Mark Hogancamp (Steve Camp) foi espancado por cinco homens, ficando com sequelas físicas e psicológicas. Ele perdeu a capacidade de escrever e foi obrigado a abandonar a carreira de ilustrador, além de sua memória ter sido quase toda apagada.
Para seguir com a vida, ele criou uma mini-cidade fictícia chamada “Marwen”, que ficaria na Bélgica durante a Segunda Guerra Mundial. Utilizando bonecos e bonecas conhecidos como “action figures”, Mark tira fotos e cria suas histórias sobre um soldado que com ajuda de algumas mulheres enfrenta os nazistas.
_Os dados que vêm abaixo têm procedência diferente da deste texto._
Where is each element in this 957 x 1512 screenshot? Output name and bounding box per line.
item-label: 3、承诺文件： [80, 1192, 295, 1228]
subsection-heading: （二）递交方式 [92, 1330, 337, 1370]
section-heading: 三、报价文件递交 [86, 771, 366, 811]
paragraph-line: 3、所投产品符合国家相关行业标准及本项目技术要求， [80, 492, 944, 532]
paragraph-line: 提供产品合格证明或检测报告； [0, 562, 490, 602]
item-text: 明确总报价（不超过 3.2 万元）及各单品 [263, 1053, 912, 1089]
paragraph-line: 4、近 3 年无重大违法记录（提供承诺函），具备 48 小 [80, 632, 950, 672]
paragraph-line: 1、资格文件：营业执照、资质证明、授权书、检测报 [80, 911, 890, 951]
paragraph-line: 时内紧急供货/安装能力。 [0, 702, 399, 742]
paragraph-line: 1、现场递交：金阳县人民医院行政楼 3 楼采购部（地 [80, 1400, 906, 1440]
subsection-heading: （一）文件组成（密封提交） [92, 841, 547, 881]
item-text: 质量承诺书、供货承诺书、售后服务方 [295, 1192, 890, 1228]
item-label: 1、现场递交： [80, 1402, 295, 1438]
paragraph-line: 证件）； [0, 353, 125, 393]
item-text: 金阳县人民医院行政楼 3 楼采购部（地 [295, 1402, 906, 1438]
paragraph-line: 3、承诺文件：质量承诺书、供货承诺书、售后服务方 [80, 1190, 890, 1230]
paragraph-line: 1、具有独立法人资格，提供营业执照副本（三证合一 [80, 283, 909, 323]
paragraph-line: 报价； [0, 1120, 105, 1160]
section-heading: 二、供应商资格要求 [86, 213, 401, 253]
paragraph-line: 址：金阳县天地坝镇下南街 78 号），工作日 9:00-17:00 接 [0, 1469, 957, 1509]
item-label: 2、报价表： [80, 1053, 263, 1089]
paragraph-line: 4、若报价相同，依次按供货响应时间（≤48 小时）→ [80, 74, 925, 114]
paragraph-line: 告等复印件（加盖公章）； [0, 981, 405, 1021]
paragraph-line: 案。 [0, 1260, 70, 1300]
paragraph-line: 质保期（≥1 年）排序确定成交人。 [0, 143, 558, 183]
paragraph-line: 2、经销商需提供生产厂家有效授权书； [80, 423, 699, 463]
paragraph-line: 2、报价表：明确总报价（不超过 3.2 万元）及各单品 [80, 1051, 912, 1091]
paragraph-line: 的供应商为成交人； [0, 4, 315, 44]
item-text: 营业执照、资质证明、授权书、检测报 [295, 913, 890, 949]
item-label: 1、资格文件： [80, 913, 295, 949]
Desde o misto de animação com atores de verdade em “Uma Cilada Para Roger Rabbit” de 1988 que o diretor Robert Zemeckis vez por outra se arrisca neste tipo de obra. Outros exemplos são “O Expresso Polar” e “A Lenda de Beowulf”.
Este “Bem-Vindos a Margem” é baseado em uma história real e tem como ponto principal a questão do sofrimento para superação de um trauma. As sequências em que os “action figures” entram em cena refletem o sentimento do protagonista em relação aos fatos da vida real, sempre levando em conta que os bonecos dos soldados nazistas que teimam em renascer simbolizam seus agressores.
O sempre competente Steve Carell consegue passar todo os medos e traumas de seu personagem de uma forma dolorosa.
Zemeckis entrega um drama triste com metade das cenas “interpretadas” por bonecos.